Isso porque há propostas no PLC 37 original que lhe competem. O projeto prevê, por exemplo, a internação involuntária de usuários, a falta de critérios objetivos para diferenciar usuários de traficantes e a incorporação ao sistema das chamadas comunidades terapêuticas, que passariam a dispor de verbas públicas e doações privadas dedutíveis do Imposto de Renda.

Comunidades terapêuticas são instituições de cunho religioso, em geral, que oferecem internação para dependentes químicos.

Relatório de 2017 da Inspeção Nacional em Comunidades Terapêuticas encontrou violações de direitos humanos em todas as 28 unidades visitadas, entre punições físicas, retenção de documentos e trabalhos forçados, além da falta de equipes mínimas essenciais ao tratamento. Trata-se de uma amostra que não representa o universo de mais de mil dessas instituições, mas que pinta um quadro dantesco.
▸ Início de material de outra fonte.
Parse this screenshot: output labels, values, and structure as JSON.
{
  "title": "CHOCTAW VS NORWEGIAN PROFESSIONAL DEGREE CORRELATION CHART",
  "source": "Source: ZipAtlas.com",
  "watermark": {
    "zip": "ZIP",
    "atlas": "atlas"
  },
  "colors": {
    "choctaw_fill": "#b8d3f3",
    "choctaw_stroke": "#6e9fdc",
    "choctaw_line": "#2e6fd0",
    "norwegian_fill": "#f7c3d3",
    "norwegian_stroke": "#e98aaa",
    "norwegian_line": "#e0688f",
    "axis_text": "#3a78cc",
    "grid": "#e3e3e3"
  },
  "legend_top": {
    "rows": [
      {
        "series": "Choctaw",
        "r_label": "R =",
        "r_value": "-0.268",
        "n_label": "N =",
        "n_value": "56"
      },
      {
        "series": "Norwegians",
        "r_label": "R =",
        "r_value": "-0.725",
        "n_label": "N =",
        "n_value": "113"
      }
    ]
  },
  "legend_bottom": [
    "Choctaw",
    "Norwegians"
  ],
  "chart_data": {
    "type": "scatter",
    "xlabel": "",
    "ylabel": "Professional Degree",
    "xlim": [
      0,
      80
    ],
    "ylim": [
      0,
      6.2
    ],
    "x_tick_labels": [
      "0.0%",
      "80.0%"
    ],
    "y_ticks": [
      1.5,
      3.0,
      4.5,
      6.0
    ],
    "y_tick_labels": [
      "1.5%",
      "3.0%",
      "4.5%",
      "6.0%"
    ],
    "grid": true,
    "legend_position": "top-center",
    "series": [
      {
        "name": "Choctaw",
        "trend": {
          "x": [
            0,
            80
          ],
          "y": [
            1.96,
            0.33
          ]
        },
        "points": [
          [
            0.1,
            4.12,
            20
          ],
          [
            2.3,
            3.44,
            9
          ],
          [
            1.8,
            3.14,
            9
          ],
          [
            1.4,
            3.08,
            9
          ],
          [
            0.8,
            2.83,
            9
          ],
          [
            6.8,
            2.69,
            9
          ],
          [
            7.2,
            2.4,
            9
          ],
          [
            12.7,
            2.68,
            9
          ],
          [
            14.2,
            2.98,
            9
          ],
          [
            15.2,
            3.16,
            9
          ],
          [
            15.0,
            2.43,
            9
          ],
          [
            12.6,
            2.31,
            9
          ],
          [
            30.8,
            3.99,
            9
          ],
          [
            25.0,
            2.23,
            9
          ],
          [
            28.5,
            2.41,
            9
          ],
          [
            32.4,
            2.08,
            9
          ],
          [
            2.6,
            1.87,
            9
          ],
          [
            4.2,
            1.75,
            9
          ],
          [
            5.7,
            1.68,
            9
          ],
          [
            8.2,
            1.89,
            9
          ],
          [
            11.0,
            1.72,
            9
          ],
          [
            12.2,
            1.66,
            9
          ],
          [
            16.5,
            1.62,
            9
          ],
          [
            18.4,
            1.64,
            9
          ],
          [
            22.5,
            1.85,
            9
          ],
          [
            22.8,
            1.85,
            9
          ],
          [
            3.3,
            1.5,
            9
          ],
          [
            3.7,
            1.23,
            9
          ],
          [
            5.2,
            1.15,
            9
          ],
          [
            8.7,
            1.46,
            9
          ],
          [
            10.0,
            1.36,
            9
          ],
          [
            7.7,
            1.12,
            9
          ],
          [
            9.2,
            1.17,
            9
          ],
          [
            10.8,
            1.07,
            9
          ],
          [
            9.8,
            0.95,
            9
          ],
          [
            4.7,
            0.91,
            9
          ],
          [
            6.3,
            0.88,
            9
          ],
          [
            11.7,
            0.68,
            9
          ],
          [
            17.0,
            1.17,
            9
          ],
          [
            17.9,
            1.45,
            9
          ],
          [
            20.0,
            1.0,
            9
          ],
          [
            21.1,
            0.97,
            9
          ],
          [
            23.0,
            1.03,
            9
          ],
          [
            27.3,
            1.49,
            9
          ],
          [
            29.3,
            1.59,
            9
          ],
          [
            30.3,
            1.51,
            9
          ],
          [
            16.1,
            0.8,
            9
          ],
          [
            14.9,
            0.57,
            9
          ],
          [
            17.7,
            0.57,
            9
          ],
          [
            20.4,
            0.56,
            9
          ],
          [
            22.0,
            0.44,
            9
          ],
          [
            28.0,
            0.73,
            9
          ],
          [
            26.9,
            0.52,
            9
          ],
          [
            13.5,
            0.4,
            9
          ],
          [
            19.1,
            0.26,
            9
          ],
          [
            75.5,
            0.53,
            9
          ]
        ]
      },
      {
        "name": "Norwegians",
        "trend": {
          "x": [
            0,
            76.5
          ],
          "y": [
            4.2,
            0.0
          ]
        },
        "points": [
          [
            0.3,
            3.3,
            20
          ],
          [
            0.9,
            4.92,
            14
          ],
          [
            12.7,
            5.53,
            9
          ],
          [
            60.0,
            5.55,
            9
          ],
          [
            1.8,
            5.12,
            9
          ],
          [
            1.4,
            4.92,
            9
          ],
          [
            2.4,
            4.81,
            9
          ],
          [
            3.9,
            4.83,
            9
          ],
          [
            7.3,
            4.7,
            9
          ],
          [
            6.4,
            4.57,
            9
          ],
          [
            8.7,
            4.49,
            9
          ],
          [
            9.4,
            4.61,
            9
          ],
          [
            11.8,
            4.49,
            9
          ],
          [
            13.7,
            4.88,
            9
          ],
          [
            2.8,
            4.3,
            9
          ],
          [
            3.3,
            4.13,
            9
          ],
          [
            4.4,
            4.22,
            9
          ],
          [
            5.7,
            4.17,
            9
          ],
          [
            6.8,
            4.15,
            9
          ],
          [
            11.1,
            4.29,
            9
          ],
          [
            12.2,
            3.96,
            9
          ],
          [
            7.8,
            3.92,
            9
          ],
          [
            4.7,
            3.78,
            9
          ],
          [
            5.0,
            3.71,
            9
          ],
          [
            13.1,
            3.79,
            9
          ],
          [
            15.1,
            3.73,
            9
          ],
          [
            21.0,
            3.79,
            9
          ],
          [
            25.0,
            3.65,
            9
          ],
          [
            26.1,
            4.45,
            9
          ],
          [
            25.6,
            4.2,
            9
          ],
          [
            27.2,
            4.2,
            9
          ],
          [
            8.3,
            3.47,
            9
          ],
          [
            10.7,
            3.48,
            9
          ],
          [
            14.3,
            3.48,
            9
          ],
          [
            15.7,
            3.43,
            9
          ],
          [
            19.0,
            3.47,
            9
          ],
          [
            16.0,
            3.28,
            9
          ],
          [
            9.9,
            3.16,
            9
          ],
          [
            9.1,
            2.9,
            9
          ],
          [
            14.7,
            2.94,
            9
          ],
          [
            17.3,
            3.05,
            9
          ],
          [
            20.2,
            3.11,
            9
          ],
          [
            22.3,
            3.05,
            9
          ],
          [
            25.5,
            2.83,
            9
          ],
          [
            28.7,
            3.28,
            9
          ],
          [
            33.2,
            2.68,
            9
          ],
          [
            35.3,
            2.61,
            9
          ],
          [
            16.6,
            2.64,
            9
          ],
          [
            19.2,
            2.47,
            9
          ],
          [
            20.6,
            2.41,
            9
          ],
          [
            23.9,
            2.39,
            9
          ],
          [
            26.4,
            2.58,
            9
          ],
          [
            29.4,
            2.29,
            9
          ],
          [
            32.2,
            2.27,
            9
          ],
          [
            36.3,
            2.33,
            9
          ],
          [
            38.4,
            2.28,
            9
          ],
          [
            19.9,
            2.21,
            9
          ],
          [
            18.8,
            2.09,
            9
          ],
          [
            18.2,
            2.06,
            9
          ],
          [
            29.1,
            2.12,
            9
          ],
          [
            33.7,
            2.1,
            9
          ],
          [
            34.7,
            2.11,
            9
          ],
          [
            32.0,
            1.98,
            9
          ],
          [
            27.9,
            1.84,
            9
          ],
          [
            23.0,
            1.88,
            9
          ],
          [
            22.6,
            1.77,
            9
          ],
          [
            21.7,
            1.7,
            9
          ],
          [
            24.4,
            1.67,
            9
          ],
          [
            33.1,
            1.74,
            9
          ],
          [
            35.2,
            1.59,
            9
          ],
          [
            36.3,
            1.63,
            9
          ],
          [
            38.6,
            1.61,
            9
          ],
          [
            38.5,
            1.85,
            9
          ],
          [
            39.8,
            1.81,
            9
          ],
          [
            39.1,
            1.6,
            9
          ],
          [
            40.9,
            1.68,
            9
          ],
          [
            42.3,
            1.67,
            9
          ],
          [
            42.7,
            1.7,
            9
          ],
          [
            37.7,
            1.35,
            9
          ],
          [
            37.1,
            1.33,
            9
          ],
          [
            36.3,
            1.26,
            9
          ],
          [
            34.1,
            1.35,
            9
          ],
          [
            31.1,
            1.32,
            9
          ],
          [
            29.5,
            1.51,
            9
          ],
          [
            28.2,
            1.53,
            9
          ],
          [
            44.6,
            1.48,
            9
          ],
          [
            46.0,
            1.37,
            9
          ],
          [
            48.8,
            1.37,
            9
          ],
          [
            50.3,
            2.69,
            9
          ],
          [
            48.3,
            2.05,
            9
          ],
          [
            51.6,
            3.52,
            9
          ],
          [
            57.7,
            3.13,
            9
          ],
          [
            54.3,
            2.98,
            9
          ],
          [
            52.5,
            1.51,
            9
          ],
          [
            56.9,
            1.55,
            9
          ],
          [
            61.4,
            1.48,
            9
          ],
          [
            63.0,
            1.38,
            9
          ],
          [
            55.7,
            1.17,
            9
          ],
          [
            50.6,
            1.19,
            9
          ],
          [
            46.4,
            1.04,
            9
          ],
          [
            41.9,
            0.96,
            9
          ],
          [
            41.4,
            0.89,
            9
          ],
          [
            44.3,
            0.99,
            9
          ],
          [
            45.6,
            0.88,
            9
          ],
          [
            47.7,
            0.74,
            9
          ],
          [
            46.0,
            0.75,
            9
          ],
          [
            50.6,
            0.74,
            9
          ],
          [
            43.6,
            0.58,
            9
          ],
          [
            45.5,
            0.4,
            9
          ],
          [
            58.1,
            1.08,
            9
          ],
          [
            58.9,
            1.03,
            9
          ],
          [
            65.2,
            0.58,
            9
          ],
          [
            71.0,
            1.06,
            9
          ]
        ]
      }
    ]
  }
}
Por que tanta pressa, então?

Coincidência ou não, o PLC 37 é de autoria do atual ministro da Cidadania, Osmar Terra (MDB-RS), um apaixonado defensor de medidas mais rígidas no campo das políticas de drogas, que ganhou superpoderes no governo Bolsonaro ao acumular as pastas da Cultura, Esporte e Desenvolvimento Social.
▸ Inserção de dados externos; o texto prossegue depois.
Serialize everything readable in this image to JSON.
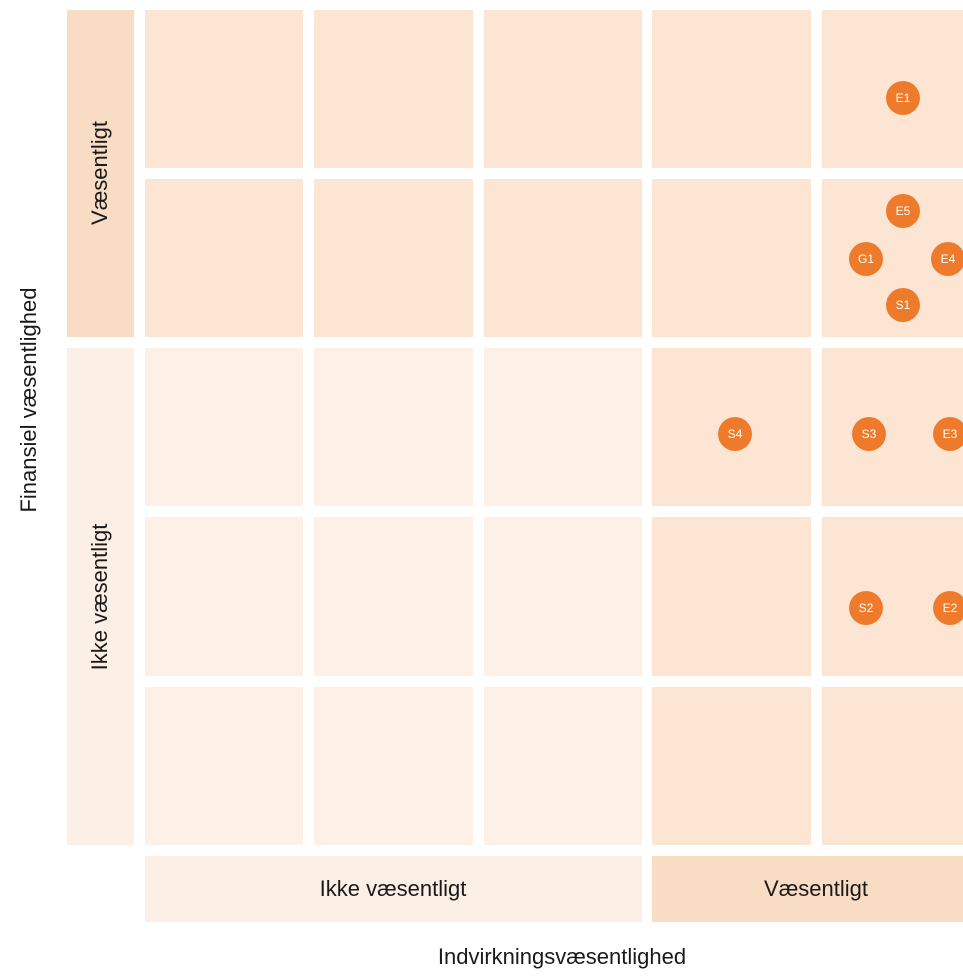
{
  "y_axis": {
    "title": "Finansiel væsentlighed",
    "bands": [
      "Væsentligt",
      "Ikke væsentligt"
    ]
  },
  "x_axis": {
    "title": "Indvirkningsvæsentlighed",
    "bands": [
      "Ikke væsentligt",
      "Væsentligt"
    ]
  },
  "topics": [
    "E1",
    "E5",
    "G1",
    "E4",
    "S1",
    "S4",
    "S3",
    "E3",
    "S2",
    "E2"
  ]
}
Suas ideias neste campo estão longe de serem consensuais, em especial no meio acadêmico e científico, e costumam ser legitimadas a partir da ideia de que viveríamos uma “epidemia”.

“Eu faço política baseada em evidências científicas", declarou na última segunda (6) em entrevista ao programa Roda Viva.
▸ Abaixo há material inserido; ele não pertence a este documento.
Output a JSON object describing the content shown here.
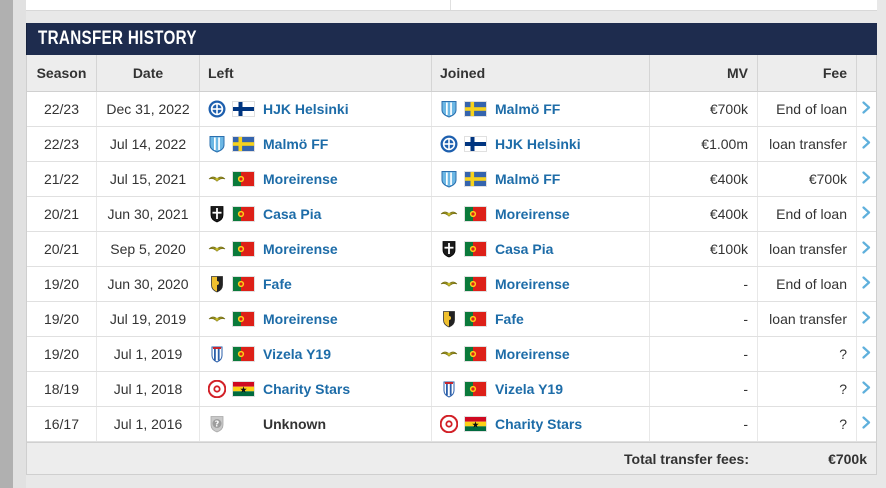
{
  "colors": {
    "title_bar_bg": "#1e2c4e",
    "link_blue": "#1d6ca8",
    "chevron_blue": "#5fb0dc",
    "page_bg": "#e8e8e8"
  },
  "module": {
    "title": "TRANSFER HISTORY"
  },
  "table": {
    "columns": [
      "Season",
      "Date",
      "Left",
      "Joined",
      "MV",
      "Fee"
    ],
    "rows": [
      {
        "season": "22/23",
        "date": "Dec 31, 2022",
        "left": {
          "name": "HJK Helsinki",
          "logo": "hjk-helsinki",
          "flag": "finland"
        },
        "joined": {
          "name": "Malmö FF",
          "logo": "malmo-ff",
          "flag": "sweden"
        },
        "mv": "€700k",
        "fee": "End of loan"
      },
      {
        "season": "22/23",
        "date": "Jul 14, 2022",
        "left": {
          "name": "Malmö FF",
          "logo": "malmo-ff",
          "flag": "sweden"
        },
        "joined": {
          "name": "HJK Helsinki",
          "logo": "hjk-helsinki",
          "flag": "finland"
        },
        "mv": "€1.00m",
        "fee": "loan transfer"
      },
      {
        "season": "21/22",
        "date": "Jul 15, 2021",
        "left": {
          "name": "Moreirense",
          "logo": "moreirense",
          "flag": "portugal"
        },
        "joined": {
          "name": "Malmö FF",
          "logo": "malmo-ff",
          "flag": "sweden"
        },
        "mv": "€400k",
        "fee": "€700k"
      },
      {
        "season": "20/21",
        "date": "Jun 30, 2021",
        "left": {
          "name": "Casa Pia",
          "logo": "casa-pia",
          "flag": "portugal"
        },
        "joined": {
          "name": "Moreirense",
          "logo": "moreirense",
          "flag": "portugal"
        },
        "mv": "€400k",
        "fee": "End of loan"
      },
      {
        "season": "20/21",
        "date": "Sep 5, 2020",
        "left": {
          "name": "Moreirense",
          "logo": "moreirense",
          "flag": "portugal"
        },
        "joined": {
          "name": "Casa Pia",
          "logo": "casa-pia",
          "flag": "portugal"
        },
        "mv": "€100k",
        "fee": "loan transfer"
      },
      {
        "season": "19/20",
        "date": "Jun 30, 2020",
        "left": {
          "name": "Fafe",
          "logo": "fafe",
          "flag": "portugal"
        },
        "joined": {
          "name": "Moreirense",
          "logo": "moreirense",
          "flag": "portugal"
        },
        "mv": "-",
        "fee": "End of loan"
      },
      {
        "season": "19/20",
        "date": "Jul 19, 2019",
        "left": {
          "name": "Moreirense",
          "logo": "moreirense",
          "flag": "portugal"
        },
        "joined": {
          "name": "Fafe",
          "logo": "fafe",
          "flag": "portugal"
        },
        "mv": "-",
        "fee": "loan transfer"
      },
      {
        "season": "19/20",
        "date": "Jul 1, 2019",
        "left": {
          "name": "Vizela Y19",
          "logo": "vizela",
          "flag": "portugal"
        },
        "joined": {
          "name": "Moreirense",
          "logo": "moreirense",
          "flag": "portugal"
        },
        "mv": "-",
        "fee": "?"
      },
      {
        "season": "18/19",
        "date": "Jul 1, 2018",
        "left": {
          "name": "Charity Stars",
          "logo": "charity-stars",
          "flag": "ghana"
        },
        "joined": {
          "name": "Vizela Y19",
          "logo": "vizela",
          "flag": "portugal"
        },
        "mv": "-",
        "fee": "?"
      },
      {
        "season": "16/17",
        "date": "Jul 1, 2016",
        "left": {
          "name": "Unknown",
          "logo": "unknown",
          "flag": null,
          "is_link": false
        },
        "joined": {
          "name": "Charity Stars",
          "logo": "charity-stars",
          "flag": "ghana"
        },
        "mv": "-",
        "fee": "?"
      }
    ],
    "footer": {
      "label": "Total transfer fees:",
      "value": "€700k"
    }
  }
}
Não é o que sugerem os dados da pesquisa sobre uso de drogas no país que a Secretaria Nacional de Políticas de Drogas, do Ministério da Justiça, escondeu durante quase um ano e meio, e que custou aos cofres públicos R$ 7 milhões.

Realizada pela Fundação Oswaldo Cruz (Fiocruz), ligada ao Ministério da Saúde, a pesquisa aponta que 0,9% da população usou crack alguma vez na vida, 0,3% o fez no último ano e apenas 0,1% nos últimos 30 dias. Em 2005, os dados eram, respectivamente, 0,7%, 0,1% e o mesmo 0,1%.

Para cocaína, 3,1% dos brasileiros a usaram alguma vez na vida, 0,9% no último ano e 0,3% no último mês.

Ainda que os dados sejam preocupantes, eles não sugerem um quadro epidêmico.

Além disso, a prevalência de uso de crack é menor e a de cocaína é semelhante àquele da maioria das droga lícitas usadas de maneira recreativa e que podem causar dependência e prejuízos à saúde, mas que não parecem ser objeto de preocupação das autoridades.

A pesquisa aponta que 3,9% dos brasileiros já usaram medicamentos benzodiazepínecos (soníferos e hipnóticos) ao longo da vida, 1,4% no último ano e 0,4% nos últimos 30 dias. Para os opiáceos (analgésicos derivados do ópio que vem causando, aí sim, uma epidemia de overdoses nos EUA), as prevalências são de 2,9%, 1,4% e 0,6%, respectivamente.

Na atual guerra de narrativas que vive o país, Terra fez questão de reiterar a sua: contra as evidências científicas, seu discurso no Roda Viva era de que vivemos uma epidemia de drogas.

Se seu PLC 37 vencer os trâmites previstos, atropelando propostas aprovadas na legislatura anterior a partir de um argumento que não para em pé, é mais um sinal de que a ideologia está vencendo o bom senso e a razão.